大滝ダム周辺の集落 大滝地区と井戸地区
ダムに消えた大滝集落
奈良県の吉野町を流れる吉野川上流に大滝ダムがあり、吉野川支流に多くの小集落が存在する。
ダム建設で沈んだ集落もあったが、沈まなくても現在は限界集落になったか消滅していた筈です。
国道169号から大滝ダムの堤体に行く道は、ダム直前で左の山に登る道があります。
その道を上るとダムを見下ろせて眺めが良いのですが、民家十数軒の小集落になっています。
まだ新しい建物が多いので、ダム建設に伴って水没した地域から高台に移転したのだと推測できます。
大滝ダムは399戸が完全に水没し475世帯が移転するなど、大滝集落中心部が消滅しました。
現在は高台に存在する丹生川上神社上社も今のダム底にあり、発掘の結果縄文時代から遺跡が存在したのが確認されている。
現存すれば神社と縄文人の関係を立証する決定的な証拠になったかも知れない。

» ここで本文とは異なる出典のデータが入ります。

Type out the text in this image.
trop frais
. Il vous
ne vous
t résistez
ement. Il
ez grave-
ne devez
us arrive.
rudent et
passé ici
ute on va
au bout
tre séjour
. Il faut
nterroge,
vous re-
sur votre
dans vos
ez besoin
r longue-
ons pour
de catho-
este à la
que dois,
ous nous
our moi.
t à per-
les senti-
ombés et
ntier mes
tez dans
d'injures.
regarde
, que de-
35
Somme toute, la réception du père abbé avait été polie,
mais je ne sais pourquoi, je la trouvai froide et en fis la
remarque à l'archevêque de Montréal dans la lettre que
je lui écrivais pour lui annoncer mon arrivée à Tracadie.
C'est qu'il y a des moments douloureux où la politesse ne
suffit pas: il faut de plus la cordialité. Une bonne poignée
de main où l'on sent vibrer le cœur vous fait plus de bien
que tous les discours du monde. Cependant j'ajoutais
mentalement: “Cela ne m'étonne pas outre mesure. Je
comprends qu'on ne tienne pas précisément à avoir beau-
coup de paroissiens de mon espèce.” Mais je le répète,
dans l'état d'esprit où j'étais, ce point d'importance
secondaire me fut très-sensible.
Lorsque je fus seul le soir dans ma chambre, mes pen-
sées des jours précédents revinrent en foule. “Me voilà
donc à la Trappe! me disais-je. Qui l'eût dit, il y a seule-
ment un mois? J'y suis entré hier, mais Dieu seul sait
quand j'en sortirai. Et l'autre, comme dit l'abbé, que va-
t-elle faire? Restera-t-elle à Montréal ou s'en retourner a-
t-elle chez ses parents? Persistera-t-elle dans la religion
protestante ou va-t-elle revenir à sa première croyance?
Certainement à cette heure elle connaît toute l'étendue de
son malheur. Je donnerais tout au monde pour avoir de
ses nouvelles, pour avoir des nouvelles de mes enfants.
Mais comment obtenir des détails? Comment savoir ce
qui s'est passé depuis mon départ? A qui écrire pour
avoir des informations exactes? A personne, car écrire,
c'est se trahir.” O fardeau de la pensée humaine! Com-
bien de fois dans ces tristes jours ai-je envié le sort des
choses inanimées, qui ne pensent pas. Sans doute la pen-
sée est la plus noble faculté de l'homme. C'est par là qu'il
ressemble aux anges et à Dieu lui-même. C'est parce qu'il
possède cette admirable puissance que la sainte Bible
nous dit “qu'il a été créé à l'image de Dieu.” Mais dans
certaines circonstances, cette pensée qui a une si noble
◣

(ダム底に『保存』はされている)
中心部が消滅した大滝集落は、大半の人が下流の吉野町や大淀町に移住し、分断された周辺集落は過疎化していった。
大滝ダム下流の吉野町、コンビニがある最後の地区
ダム下側にある集落
ダム下からはこんな風に見えます
下の道は工事で使われたのでしょう
下はこれ以上近づけません
ダム堤体から、下に広場があるが普段は入れない
ダムの上には小さな神社があります
ダム上に移転した集落や国道が見えます
壊滅集落は自然に還って行く
もっともその後の状況を見ると、ダムが建設されなくても過疎化が進み限界化していたでしょう。
こうした犠牲を払って大滝ダムを建設した理由は1958年(昭和33年)伊勢湾台風にあり、死者4600人を出した。

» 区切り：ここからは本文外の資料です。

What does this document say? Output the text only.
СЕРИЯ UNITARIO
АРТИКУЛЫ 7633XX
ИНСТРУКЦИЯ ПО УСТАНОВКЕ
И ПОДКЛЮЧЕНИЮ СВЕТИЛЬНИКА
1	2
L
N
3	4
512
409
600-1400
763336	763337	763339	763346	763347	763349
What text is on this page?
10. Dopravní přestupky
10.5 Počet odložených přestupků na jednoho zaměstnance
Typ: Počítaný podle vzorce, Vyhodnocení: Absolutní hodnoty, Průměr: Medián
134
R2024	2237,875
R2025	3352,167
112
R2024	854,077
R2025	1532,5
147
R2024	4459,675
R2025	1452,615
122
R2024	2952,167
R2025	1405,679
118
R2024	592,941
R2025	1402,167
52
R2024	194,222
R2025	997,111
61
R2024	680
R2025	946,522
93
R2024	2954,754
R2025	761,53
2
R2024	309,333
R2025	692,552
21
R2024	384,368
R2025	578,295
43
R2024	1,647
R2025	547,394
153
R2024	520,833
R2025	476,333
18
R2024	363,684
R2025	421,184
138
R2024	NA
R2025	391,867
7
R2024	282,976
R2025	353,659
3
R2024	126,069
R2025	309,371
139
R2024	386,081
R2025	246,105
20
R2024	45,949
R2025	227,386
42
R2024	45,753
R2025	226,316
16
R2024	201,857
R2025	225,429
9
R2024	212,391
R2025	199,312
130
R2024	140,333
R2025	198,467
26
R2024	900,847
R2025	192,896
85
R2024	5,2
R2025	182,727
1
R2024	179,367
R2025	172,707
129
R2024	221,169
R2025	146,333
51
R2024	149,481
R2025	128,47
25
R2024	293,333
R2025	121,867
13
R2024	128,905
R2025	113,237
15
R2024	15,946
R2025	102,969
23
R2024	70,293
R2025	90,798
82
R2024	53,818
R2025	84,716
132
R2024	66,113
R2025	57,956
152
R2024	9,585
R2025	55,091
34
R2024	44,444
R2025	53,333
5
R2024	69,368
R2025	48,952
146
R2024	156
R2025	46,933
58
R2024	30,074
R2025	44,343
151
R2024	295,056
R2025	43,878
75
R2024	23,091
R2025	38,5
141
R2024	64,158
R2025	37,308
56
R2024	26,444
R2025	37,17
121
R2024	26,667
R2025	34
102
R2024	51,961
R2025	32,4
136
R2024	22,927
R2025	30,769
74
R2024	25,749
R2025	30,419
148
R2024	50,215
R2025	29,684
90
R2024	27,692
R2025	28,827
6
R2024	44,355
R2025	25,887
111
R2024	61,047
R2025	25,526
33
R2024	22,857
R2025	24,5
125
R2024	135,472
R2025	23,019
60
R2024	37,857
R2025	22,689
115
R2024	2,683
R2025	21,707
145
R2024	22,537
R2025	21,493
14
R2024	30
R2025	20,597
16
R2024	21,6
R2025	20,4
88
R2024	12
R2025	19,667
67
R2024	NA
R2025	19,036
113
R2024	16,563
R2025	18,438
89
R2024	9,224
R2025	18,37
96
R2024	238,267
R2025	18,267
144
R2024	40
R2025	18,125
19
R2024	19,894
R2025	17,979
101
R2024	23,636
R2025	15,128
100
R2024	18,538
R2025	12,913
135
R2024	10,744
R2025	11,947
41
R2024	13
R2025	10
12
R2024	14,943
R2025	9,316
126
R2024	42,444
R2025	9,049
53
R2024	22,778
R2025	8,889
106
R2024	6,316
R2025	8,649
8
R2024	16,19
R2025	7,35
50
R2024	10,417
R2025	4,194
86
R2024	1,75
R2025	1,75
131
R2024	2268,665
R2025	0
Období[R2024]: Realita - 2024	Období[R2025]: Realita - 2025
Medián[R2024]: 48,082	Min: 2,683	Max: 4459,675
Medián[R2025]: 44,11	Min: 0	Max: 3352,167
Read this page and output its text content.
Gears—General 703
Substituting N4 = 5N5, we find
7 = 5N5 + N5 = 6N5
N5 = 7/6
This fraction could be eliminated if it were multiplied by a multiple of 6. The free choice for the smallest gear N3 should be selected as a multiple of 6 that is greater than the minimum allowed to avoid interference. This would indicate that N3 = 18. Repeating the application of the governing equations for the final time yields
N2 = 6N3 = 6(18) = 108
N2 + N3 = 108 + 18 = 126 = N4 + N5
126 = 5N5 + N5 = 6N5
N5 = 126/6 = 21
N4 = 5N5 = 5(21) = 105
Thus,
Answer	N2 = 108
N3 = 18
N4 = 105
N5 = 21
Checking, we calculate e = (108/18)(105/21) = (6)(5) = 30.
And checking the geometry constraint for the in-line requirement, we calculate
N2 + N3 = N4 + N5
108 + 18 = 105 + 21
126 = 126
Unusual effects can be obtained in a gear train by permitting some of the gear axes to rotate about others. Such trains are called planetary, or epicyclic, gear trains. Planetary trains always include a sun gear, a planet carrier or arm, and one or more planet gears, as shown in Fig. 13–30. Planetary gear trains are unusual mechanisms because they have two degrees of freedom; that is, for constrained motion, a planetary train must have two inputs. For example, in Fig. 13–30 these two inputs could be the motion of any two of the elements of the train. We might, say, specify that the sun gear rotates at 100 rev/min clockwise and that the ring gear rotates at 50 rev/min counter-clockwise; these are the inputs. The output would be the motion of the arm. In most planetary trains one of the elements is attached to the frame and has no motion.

被害家屋は15万棟以上におよび、吉野川のダム建設は国家的事業となりました。
ところが壊滅する大滝集落を中心に反対運動が起きて、用地買収終了が1996年、ダム完成は2012年にずれ込みました。
吉野川には多くの支流があって、その一つ一つには数十軒の民家からなる小集落が形成されていました。
最初に行った「井戸」という集落は支流ではなくダムを見下ろす山の上にあり、数十件の民家が存在している。
見たところ空き家が多いが車庫があったり車を置くスペースがある家は、おそらく吉野町や五條市などに若い人が通勤している。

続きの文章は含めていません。